Sebastian Payne

John McDonnell vs. George Osborne on tax credits: a surprisingly calm and serious affair

George Osborne and John McDonnell went head-to-head at Treasury Questions today and one topic predictably dominated: tax credits. There was a charged atmosphere in the Commons as the shadow chancellor explained ‘the Chancellor has a choice before him’ and outlined his proposal for reversing the planned cuts to tax credits. The plan differs somewhat from Osborne’s:

‘He can push on with the tax giveaways to multinational corporations. He can press on with tax cuts to the wealthiest few in inheritance tax that he announced in his summer budgets. Or he can reverse those tax breaks for the few and instead go for a less excessive surplus target in 2019-20 and be in a position to avoid penalising the 3m working families with these tax credit cuts, and stick to his self-imposed charter.

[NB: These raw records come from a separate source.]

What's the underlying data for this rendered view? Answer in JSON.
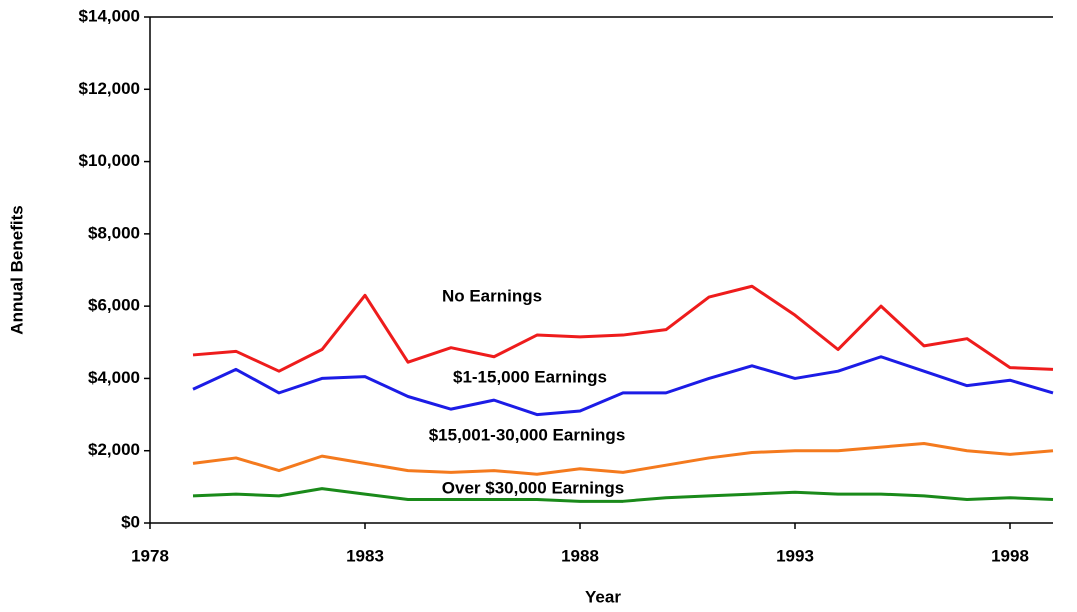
{
  "chart_data": {
    "type": "line",
    "x_label": "Year",
    "y_label": "Annual Benefits",
    "x": [
      1979,
      1980,
      1981,
      1982,
      1983,
      1984,
      1985,
      1986,
      1987,
      1988,
      1989,
      1990,
      1991,
      1992,
      1993,
      1994,
      1995,
      1996,
      1997,
      1998,
      1999
    ],
    "series": [
      {
        "name": "No Earnings",
        "color": "#ee1c1c",
        "values": [
          4650,
          4750,
          4200,
          4800,
          6300,
          4450,
          4850,
          4600,
          5200,
          5150,
          5200,
          5350,
          6250,
          6550,
          5750,
          4800,
          6000,
          4900,
          5100,
          4300,
          4250
        ]
      },
      {
        "name": "$1-15,000 Earnings",
        "color": "#1c1ce6",
        "values": [
          3700,
          4250,
          3600,
          4000,
          4050,
          3500,
          3150,
          3400,
          3000,
          3100,
          3600,
          3600,
          4000,
          4350,
          4000,
          4200,
          4600,
          4200,
          3800,
          3950,
          3600
        ]
      },
      {
        "name": "$15,001-30,000 Earnings",
        "color": "#f47a1e",
        "values": [
          1650,
          1800,
          1450,
          1850,
          1650,
          1450,
          1400,
          1450,
          1350,
          1500,
          1400,
          1600,
          1800,
          1950,
          2000,
          2000,
          2100,
          2200,
          2000,
          1900,
          2000
        ]
      },
      {
        "name": "Over $30,000 Earnings",
        "color": "#1a8a1a",
        "values": [
          750,
          800,
          750,
          950,
          800,
          650,
          650,
          650,
          650,
          600,
          600,
          700,
          750,
          800,
          850,
          800,
          800,
          750,
          650,
          700,
          650
        ]
      }
    ],
    "xlim": [
      1978,
      1999
    ],
    "xticks": [
      1978,
      1983,
      1988,
      1993,
      1998
    ],
    "ylim": [
      0,
      14000
    ],
    "yticks": [
      {
        "value": 0,
        "label": "$0"
      },
      {
        "value": 2000,
        "label": "$2,000"
      },
      {
        "value": 4000,
        "label": "$4,000"
      },
      {
        "value": 6000,
        "label": "$6,000"
      },
      {
        "value": 8000,
        "label": "$8,000"
      },
      {
        "value": 10000,
        "label": "$10,000"
      },
      {
        "value": 12000,
        "label": "$12,000"
      },
      {
        "value": 14000,
        "label": "$14,000"
      }
    ],
    "grid": false
  }
}
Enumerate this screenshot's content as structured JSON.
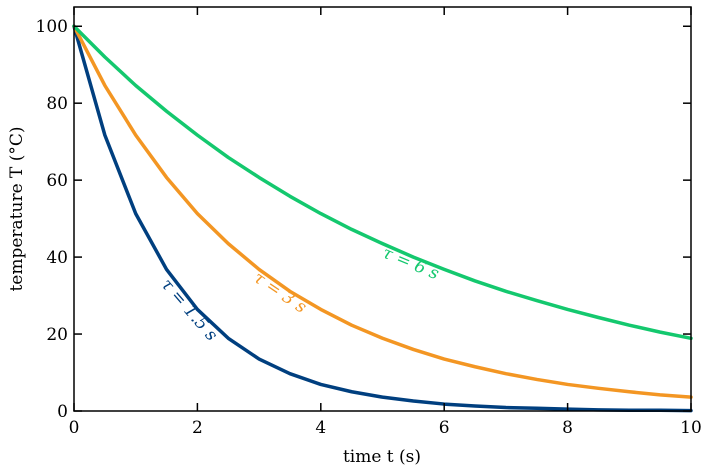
{
  "chart_data": {
    "type": "line",
    "title": "",
    "xlabel": "time t (s)",
    "ylabel": "temperature T (°C)",
    "xlim": [
      0,
      10
    ],
    "ylim": [
      0,
      105
    ],
    "xticks": [
      0,
      2,
      4,
      6,
      8,
      10
    ],
    "yticks": [
      0,
      20,
      40,
      60,
      80,
      100
    ],
    "grid": false,
    "legend": "none",
    "series": [
      {
        "name": "τ = 1.5 s",
        "color": "#003f7f",
        "x": [
          0,
          0.5,
          1,
          1.5,
          2,
          2.5,
          3,
          3.5,
          4,
          4.5,
          5,
          5.5,
          6,
          6.5,
          7,
          7.5,
          8,
          8.5,
          9,
          9.5,
          10
        ],
        "values": [
          100,
          71.7,
          51.3,
          36.8,
          26.4,
          18.9,
          13.5,
          9.7,
          6.9,
          5.0,
          3.6,
          2.6,
          1.8,
          1.3,
          0.9,
          0.7,
          0.5,
          0.3,
          0.2,
          0.2,
          0.1
        ]
      },
      {
        "name": "τ = 3 s",
        "color": "#f39623",
        "x": [
          0,
          0.5,
          1,
          1.5,
          2,
          2.5,
          3,
          3.5,
          4,
          4.5,
          5,
          5.5,
          6,
          6.5,
          7,
          7.5,
          8,
          8.5,
          9,
          9.5,
          10
        ],
        "values": [
          100,
          84.6,
          71.7,
          60.7,
          51.3,
          43.5,
          36.8,
          31.1,
          26.4,
          22.3,
          18.9,
          16.0,
          13.5,
          11.5,
          9.7,
          8.2,
          6.9,
          5.9,
          5.0,
          4.2,
          3.6
        ]
      },
      {
        "name": "τ = 6 s",
        "color": "#14c86e",
        "x": [
          0,
          0.5,
          1,
          1.5,
          2,
          2.5,
          3,
          3.5,
          4,
          4.5,
          5,
          5.5,
          6,
          6.5,
          7,
          7.5,
          8,
          8.5,
          9,
          9.5,
          10
        ],
        "values": [
          100,
          92.0,
          84.6,
          77.9,
          71.7,
          65.9,
          60.7,
          55.8,
          51.3,
          47.2,
          43.5,
          40.0,
          36.8,
          33.8,
          31.1,
          28.7,
          26.4,
          24.3,
          22.3,
          20.5,
          18.9
        ]
      }
    ]
  }
}
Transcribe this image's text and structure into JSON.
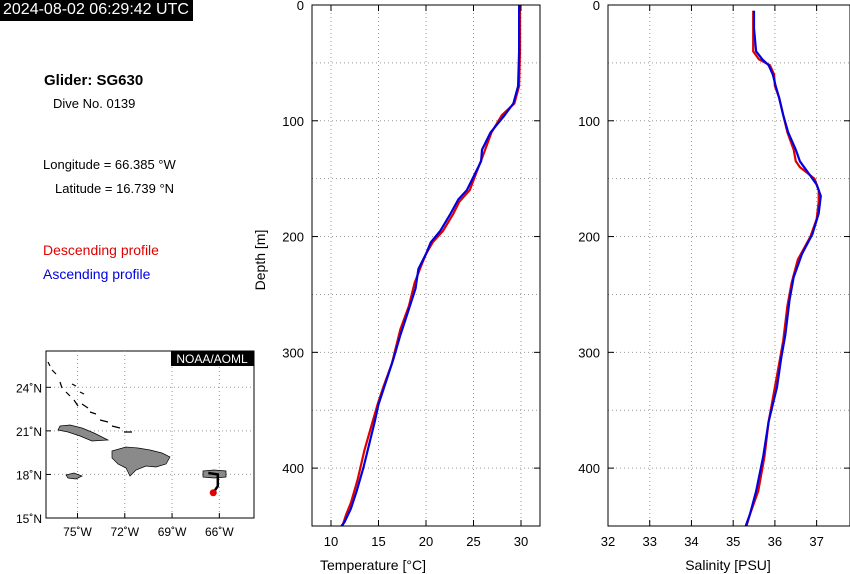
{
  "timestamp": "2024-08-02 06:29:42 UTC",
  "glider": {
    "title": "Glider: SG630",
    "dive": "Dive No. 0139",
    "longitude": "Longitude = 66.385 °W",
    "latitude": "Latitude = 16.739 °N"
  },
  "legend": {
    "descending": "Descending profile",
    "ascending": "Ascending profile",
    "descending_color": "#e00000",
    "ascending_color": "#0000e0"
  },
  "map": {
    "credit": "NOAA/AOML",
    "lat_labels": [
      "24˚N",
      "21˚N",
      "18˚N",
      "15˚N"
    ],
    "lon_labels": [
      "75˚W",
      "72˚W",
      "69˚W",
      "66˚W"
    ],
    "lat_range": [
      15,
      26.5
    ],
    "lon_range": [
      -77,
      -63.8
    ],
    "glider_track": [
      [
        -66.7,
        18.1
      ],
      [
        -66.1,
        18.0
      ],
      [
        -66.1,
        17.2
      ],
      [
        -66.385,
        16.739
      ]
    ],
    "glider_position": [
      -66.385,
      16.739
    ]
  },
  "chart_data": [
    {
      "type": "line",
      "xlabel": "Temperature [°C]",
      "ylabel": "Depth [m]",
      "xlim": [
        8,
        32
      ],
      "ylim": [
        0,
        450
      ],
      "y_inverted": true,
      "x_ticks": [
        "10",
        "15",
        "20",
        "25",
        "30"
      ],
      "y_ticks": [
        "0",
        "100",
        "200",
        "300",
        "400"
      ],
      "grid": true,
      "series": [
        {
          "name": "Descending profile",
          "color": "#e00000",
          "points": [
            [
              29.9,
              0
            ],
            [
              29.9,
              40
            ],
            [
              29.8,
              70
            ],
            [
              29.3,
              85
            ],
            [
              28.0,
              95
            ],
            [
              26.9,
              110
            ],
            [
              26.0,
              130
            ],
            [
              25.3,
              145
            ],
            [
              24.6,
              160
            ],
            [
              23.5,
              170
            ],
            [
              22.9,
              180
            ],
            [
              21.8,
              195
            ],
            [
              20.7,
              205
            ],
            [
              20.0,
              215
            ],
            [
              19.5,
              225
            ],
            [
              18.8,
              240
            ],
            [
              18.2,
              260
            ],
            [
              17.3,
              280
            ],
            [
              16.4,
              310
            ],
            [
              15.5,
              330
            ],
            [
              14.9,
              345
            ],
            [
              14.2,
              365
            ],
            [
              13.5,
              385
            ],
            [
              12.8,
              410
            ],
            [
              12.1,
              430
            ],
            [
              11.6,
              440
            ],
            [
              11.2,
              450
            ]
          ]
        },
        {
          "name": "Ascending profile",
          "color": "#0000e0",
          "points": [
            [
              29.8,
              0
            ],
            [
              29.8,
              40
            ],
            [
              29.7,
              70
            ],
            [
              29.2,
              85
            ],
            [
              28.3,
              95
            ],
            [
              26.8,
              110
            ],
            [
              25.9,
              125
            ],
            [
              25.8,
              135
            ],
            [
              25.2,
              145
            ],
            [
              24.3,
              160
            ],
            [
              23.4,
              168
            ],
            [
              22.6,
              180
            ],
            [
              21.5,
              195
            ],
            [
              20.5,
              205
            ],
            [
              20.0,
              215
            ],
            [
              19.2,
              228
            ],
            [
              18.9,
              245
            ],
            [
              18.1,
              265
            ],
            [
              17.3,
              285
            ],
            [
              16.6,
              305
            ],
            [
              15.8,
              325
            ],
            [
              15.0,
              345
            ],
            [
              14.6,
              360
            ],
            [
              14.0,
              380
            ],
            [
              13.4,
              400
            ],
            [
              12.7,
              420
            ],
            [
              12.1,
              435
            ],
            [
              11.4,
              447
            ],
            [
              11.1,
              450
            ]
          ]
        }
      ]
    },
    {
      "type": "line",
      "xlabel": "Salinity [PSU]",
      "ylabel": "",
      "xlim": [
        32,
        37.8
      ],
      "ylim": [
        0,
        450
      ],
      "y_inverted": true,
      "x_ticks": [
        "32",
        "33",
        "34",
        "35",
        "36",
        "37"
      ],
      "y_ticks": [
        "0",
        "100",
        "200",
        "300",
        "400"
      ],
      "grid": true,
      "series": [
        {
          "name": "Descending profile",
          "color": "#e00000",
          "points": [
            [
              35.48,
              5
            ],
            [
              35.48,
              40
            ],
            [
              35.62,
              47
            ],
            [
              35.88,
              52
            ],
            [
              35.98,
              60
            ],
            [
              36.0,
              70
            ],
            [
              36.1,
              80
            ],
            [
              36.2,
              95
            ],
            [
              36.3,
              110
            ],
            [
              36.45,
              125
            ],
            [
              36.5,
              135
            ],
            [
              36.6,
              140
            ],
            [
              36.95,
              150
            ],
            [
              37.05,
              160
            ],
            [
              37.05,
              170
            ],
            [
              37.0,
              185
            ],
            [
              36.85,
              200
            ],
            [
              36.55,
              220
            ],
            [
              36.4,
              240
            ],
            [
              36.3,
              260
            ],
            [
              36.2,
              290
            ],
            [
              36.1,
              310
            ],
            [
              36.0,
              330
            ],
            [
              35.85,
              360
            ],
            [
              35.75,
              390
            ],
            [
              35.6,
              420
            ],
            [
              35.4,
              440
            ],
            [
              35.32,
              450
            ]
          ]
        },
        {
          "name": "Ascending profile",
          "color": "#0000e0",
          "points": [
            [
              35.5,
              5
            ],
            [
              35.5,
              20
            ],
            [
              35.55,
              40
            ],
            [
              35.7,
              47
            ],
            [
              35.85,
              52
            ],
            [
              35.95,
              60
            ],
            [
              36.02,
              70
            ],
            [
              36.1,
              80
            ],
            [
              36.2,
              95
            ],
            [
              36.32,
              110
            ],
            [
              36.5,
              125
            ],
            [
              36.6,
              135
            ],
            [
              36.8,
              145
            ],
            [
              37.0,
              155
            ],
            [
              37.1,
              165
            ],
            [
              37.05,
              180
            ],
            [
              36.9,
              198
            ],
            [
              36.65,
              215
            ],
            [
              36.45,
              235
            ],
            [
              36.35,
              255
            ],
            [
              36.25,
              285
            ],
            [
              36.15,
              305
            ],
            [
              36.05,
              330
            ],
            [
              35.85,
              360
            ],
            [
              35.72,
              390
            ],
            [
              35.55,
              420
            ],
            [
              35.4,
              440
            ],
            [
              35.3,
              450
            ]
          ]
        }
      ]
    }
  ]
}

‘Is he prepared to listen to reason on this matter? Is he willing, or is anyone on that side prepared to step up and show some leadership on this issue?’

McDonnell was heckled by the Tory benches ‘that’s rich!’ before Osborne responded, which can be summed up as ‘same old Labour party that can’t be trusted’:

‘Let’s remember, we inherited a tax system where city bankers were paying lower tax rates than the people who cleaned for them, and multinationals were paying no tax at all. We have introduced a new tax to make sure that multinationals do not divert their profits and we increased capital gains tax precisely to avoid that abuse of the tax rates. So we are not going to take lectures form the Labour party on a fair tax system.

‘And I would say this to him. He in a way reveals what he believes, which of course I completely respect, which is he says, “Abandon your surplus rule, run a deficit forever”.